Hasta cuatro vocales sonaban en los lamentos agudos del fondo del callejón, si bien es cierto el horror ascendió por mi espalda en forma de escalofrío, también es cierto que el deber cívico me obligó a averiguar el origen del sonido, pudiese tratarse de un infante abandonado y un acto inhumano sería ignorar el llanto, que aunque tétrico, tenía que socorrerlo.
Caminaba casi de lado sobre las paredes del callejón, pues mi complexión robusta me impedía hacerlo con libre gracia, mientras más me acercaba, el grito desgarrador aumentaba en intensidad, ¿Qué madre desconsiderada podría dejar a su vástago entre la basura? pues ni la pobreza más extrema te exime del privilegio y deber materno.
Los olores de humedad y podredumbre me irritaban, pero cada vez más me acercaba al alarido lastimero, por un momento mi mente se puso en contra mía, imaginaba escenarios escabrosos para cuando llegara, desde una deformidad en extremo espeluznante de parte de la criatura, hasta encontrarme con el anima de un infante que reclama ser encontrado para su eterno descanso.
Por un momento pensé en devolver mis pasos, pero ya estaba a un metro del chillido, dos botes metálicos y abollados de basura servían como valla, detrás de ellos el lamento tomaba un descanso, como advirtiendo mi presencia, avanzaba dando pequeños pasos, al pararme justo enfrente de los depósitos de basura, estiraba el cuello hacia adelante, dirigiendo mi vista hacia el fondo, la obscuridad yacía ahí, y un par de brillos oculares se abrieron desde las sombras.
Acerqué más mi ojos hacía esos extraños luceros en la obscuridad, pues la curiosidad terminó superando a mi miedo, un último chillido salió de la garganta de esa creatura, saltando sobre mí una pequeña figura peluda, vieja y huesuda, sentí como sus garras se clavaban sobre la piel de mi rostro, sus pequeños colmillos mordieron mi cara en rápidas y repetidas ocasiones, que ni siquiera percibí el momento en que la bestia vaciaba mi ojo derecho, caí de espaldas llevando mis manos al rostro, la sangre que emanaba era increíblemente ridícula, mientras que mi agresor huía en pasos silenciosos a toda prisa.
Semanas después de que mis heridas se recuperaran un poco, caminé de vuelta por esas calles en las que fui víctima de tan cobarde ataque, pasé de día y en dirección a una farmacia a conseguir drogas que mitigaran un poco mi dolor, atraía la mirada de mercaderes y clientes, mi rostro hinchado y arañado hacían juego con el parche sobre mi ojo derecho, daba un aspecto repugnante y morboso.
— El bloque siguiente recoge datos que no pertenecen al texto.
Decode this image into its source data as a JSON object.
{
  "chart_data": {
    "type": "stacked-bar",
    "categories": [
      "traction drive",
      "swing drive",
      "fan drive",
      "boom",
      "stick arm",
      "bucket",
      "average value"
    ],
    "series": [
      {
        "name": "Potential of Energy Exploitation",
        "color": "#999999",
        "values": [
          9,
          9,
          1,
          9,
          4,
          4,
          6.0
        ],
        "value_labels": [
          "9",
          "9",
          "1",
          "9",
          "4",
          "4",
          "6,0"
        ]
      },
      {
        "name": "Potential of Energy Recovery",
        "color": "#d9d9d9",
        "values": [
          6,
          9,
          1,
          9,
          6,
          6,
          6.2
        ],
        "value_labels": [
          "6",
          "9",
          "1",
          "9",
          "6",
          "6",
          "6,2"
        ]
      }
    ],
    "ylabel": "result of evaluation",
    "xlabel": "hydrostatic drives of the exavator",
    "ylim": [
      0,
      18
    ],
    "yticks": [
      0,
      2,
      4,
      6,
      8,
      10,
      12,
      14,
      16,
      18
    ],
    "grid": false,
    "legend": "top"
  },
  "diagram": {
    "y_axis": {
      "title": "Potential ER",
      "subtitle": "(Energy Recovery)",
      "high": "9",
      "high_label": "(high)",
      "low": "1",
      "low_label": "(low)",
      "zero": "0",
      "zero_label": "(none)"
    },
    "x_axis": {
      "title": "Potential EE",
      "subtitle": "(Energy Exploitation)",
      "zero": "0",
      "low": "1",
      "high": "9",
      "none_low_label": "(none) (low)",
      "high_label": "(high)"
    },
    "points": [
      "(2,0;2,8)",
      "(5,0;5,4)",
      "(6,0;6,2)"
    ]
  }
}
Esta distracción casi hacía no percatarme de la presencia de mi atacante, sentí su mirada de ojos amarillos, atravesándome como dagas, me seguía lentamente con un movimiento de cabeza desde el fondo del callejón, le devolvía la cortesía con el único ojo que conservaba, mientras este estaba parado sobre la tapa de uno de los contenedores de basura, devoraba a placer a un desgraciado roedor, emitiendo pequeños ronroneos que interpreté como una risa macabra al ver el resultado de su diabólico acto, que me dejaría tuerto y odiando a los de su especie, de por vida.